Data has never been more valuable. A recent McKinsey report indicates that data moving across international borders raised the global GDP by US$2.8 trillion in 2014 alone. In fact, McKinsey claims that these international data flows now have a greater impact on GDP growth than the movement of goods and services.
Now that almost every transaction has a data component, data is woven inextricably into even the smallest company’s daily operations. Any business can use digital platforms to reach a potential worldwide customer base. And with the rise of the Internet of Things and other connected devices, every business can now collect and strategically leverage more information than it could ever have dreamed of just a few years ago.

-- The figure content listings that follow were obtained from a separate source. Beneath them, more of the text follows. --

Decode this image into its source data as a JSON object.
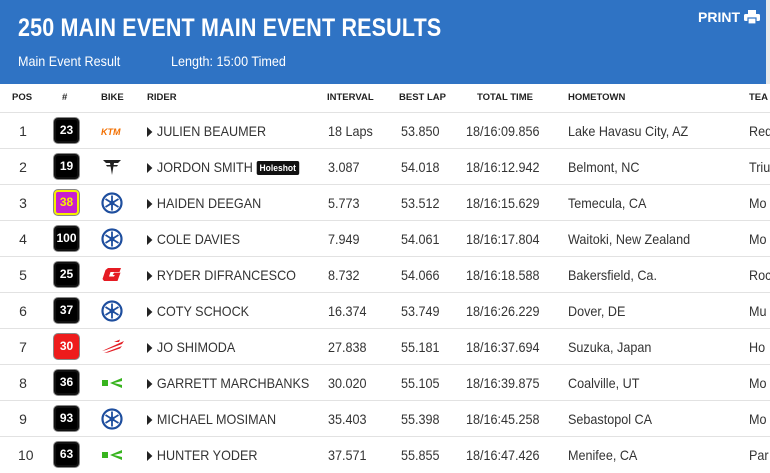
{
  "header": {
    "title": "250 MAIN EVENT MAIN EVENT RESULTS",
    "result_label": "Main Event Result",
    "length_label": "Length: 15:00 Timed",
    "print_label": "PRINT"
  },
  "columns": {
    "pos": "POS",
    "num": "#",
    "bike": "BIKE",
    "rider": "RIDER",
    "interval": "INTERVAL",
    "best_lap": "BEST LAP",
    "total_time": "TOTAL TIME",
    "hometown": "HOMETOWN",
    "team": "TEA"
  },
  "rows": [
    {
      "pos": "1",
      "num": "23",
      "bike_icon": "ktm-logo-icon",
      "rider": "JULIEN BEAUMER",
      "badge": "",
      "interval": "18 Laps",
      "best_lap": "53.850",
      "total_time": "18/16:09.856",
      "hometown": "Lake Havasu City, AZ",
      "team": "Red",
      "plate_bg": "#000000",
      "plate_fg": "#ffffff"
    },
    {
      "pos": "2",
      "num": "19",
      "bike_icon": "triumph-logo-icon",
      "rider": "JORDON SMITH",
      "badge": "Holeshot",
      "interval": "3.087",
      "best_lap": "54.018",
      "total_time": "18/16:12.942",
      "hometown": "Belmont, NC",
      "team": "Triu",
      "plate_bg": "#000000",
      "plate_fg": "#ffffff"
    },
    {
      "pos": "3",
      "num": "38",
      "bike_icon": "yamaha-logo-icon",
      "rider": "HAIDEN DEEGAN",
      "badge": "",
      "interval": "5.773",
      "best_lap": "53.512",
      "total_time": "18/16:15.629",
      "hometown": "Temecula, CA",
      "team": "Mo",
      "plate_bg": "#c81ed0",
      "plate_fg": "#f5f000"
    },
    {
      "pos": "4",
      "num": "100",
      "bike_icon": "yamaha-logo-icon",
      "rider": "COLE DAVIES",
      "badge": "",
      "interval": "7.949",
      "best_lap": "54.061",
      "total_time": "18/16:17.804",
      "hometown": "Waitoki, New Zealand",
      "team": "Mo",
      "plate_bg": "#000000",
      "plate_fg": "#ffffff"
    },
    {
      "pos": "5",
      "num": "25",
      "bike_icon": "gasgas-logo-icon",
      "rider": "RYDER DIFRANCESCO",
      "badge": "",
      "interval": "8.732",
      "best_lap": "54.066",
      "total_time": "18/16:18.588",
      "hometown": "Bakersfield, Ca.",
      "team": "Roc",
      "plate_bg": "#000000",
      "plate_fg": "#ffffff"
    },
    {
      "pos": "6",
      "num": "37",
      "bike_icon": "yamaha-logo-icon",
      "rider": "COTY SCHOCK",
      "badge": "",
      "interval": "16.374",
      "best_lap": "53.749",
      "total_time": "18/16:26.229",
      "hometown": "Dover, DE",
      "team": "Mu",
      "plate_bg": "#000000",
      "plate_fg": "#ffffff"
    },
    {
      "pos": "7",
      "num": "30",
      "bike_icon": "honda-logo-icon",
      "rider": "JO SHIMODA",
      "badge": "",
      "interval": "27.838",
      "best_lap": "55.181",
      "total_time": "18/16:37.694",
      "hometown": "Suzuka, Japan",
      "team": "Ho",
      "plate_bg": "#ee1c1c",
      "plate_fg": "#ffffff"
    },
    {
      "pos": "8",
      "num": "36",
      "bike_icon": "kawasaki-logo-icon",
      "rider": "GARRETT MARCHBANKS",
      "badge": "",
      "interval": "30.020",
      "best_lap": "55.105",
      "total_time": "18/16:39.875",
      "hometown": "Coalville, UT",
      "team": "Mo",
      "plate_bg": "#000000",
      "plate_fg": "#ffffff"
    },
    {
      "pos": "9",
      "num": "93",
      "bike_icon": "yamaha-logo-icon",
      "rider": "MICHAEL MOSIMAN",
      "badge": "",
      "interval": "35.403",
      "best_lap": "55.398",
      "total_time": "18/16:45.258",
      "hometown": "Sebastopol CA",
      "team": "Mo",
      "plate_bg": "#000000",
      "plate_fg": "#ffffff"
    },
    {
      "pos": "10",
      "num": "63",
      "bike_icon": "kawasaki-logo-icon",
      "rider": "HUNTER YODER",
      "badge": "",
      "interval": "37.571",
      "best_lap": "55.855",
      "total_time": "18/16:47.426",
      "hometown": "Menifee, CA",
      "team": "Par",
      "plate_bg": "#000000",
      "plate_fg": "#ffffff"
    }
  ],
  "colors": {
    "header_bg": "#2f73c4",
    "header_text": "#ffffff"
  }
}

But it’s not just that data is necessary to support other transactions. Data, which has always been important as an input to business strategy, is now becoming business strategy. According to Forrester, 30% of enterprises tried to commercialize their data in 2015, a 200% increase over 2014, when only 10% of enterprises took their data to market. Although Forrester predicts that many of these attempts to derive value and revenue from data will “sputter,” IDC is more optimistic, predicting that by 2020 data monetization efforts will allow companies to generate an additional $430 billion in revenues.
In short, today’s businesses are sitting on a potential treasure trove of information that is ripe to be transformed into insight, either alone or in combination with data from other sources, and from insight into revenue. The problem is that many organizations don’t have easy access to their data or aren’t sure how to take advantage of it. They may not even be aware of how valuable their data could be. That leaves them vulnerable to disruption—and leaves money on the table.
However, the rise of Big Data and the technologies necessary to gather and parse it have finally given companies a chance to identify and claw back some value from the contents of their data warehouses. As they increasingly compete less on product or service attributes than on strategic insight and business models, they’re finally learning how to turn data that’s already on hand into additional revenue streams and entirely new business models.
When companies decide to begin monetizing their data, they generally start by asking themselves two questions: Do they look at the data they’ve been giving away (or the data sitting unused in databases) and look for opportunities to monetize it? Or do they start by identifying a customer need and then try to figure out how to monetize their data to solve it? The answer is both. Your data scientists have to work from one direction, looking for patterns in the data that suggest possibilities for insights other organizations would be willing to purchase. At the same time, your sales and customer service teams have to approach it from the opposite direction, asking customers what their problems are. Then you need to see how they’re currently trying to address those problems so you can determine whether you have data that might be relevant and useful.
As more companies tackle the challenge of matching their data to problems it can solve, four broad types of information business models have emerged:
The sale of business data is not, in and of itself, a new business model. Retailers and other organizations have been selling their mailing lists and other data sets for decades. However, today’s data sets are larger and more complex, by orders of magnitude, than anything previously available, and business analytics tools are more sophisticated and better able to squeeze more information out of them. Organizations that have these vast data sets and can afford the tools necessary to analyze them are creating revenue streams based on selling the raw data and/or the results of their own analysis.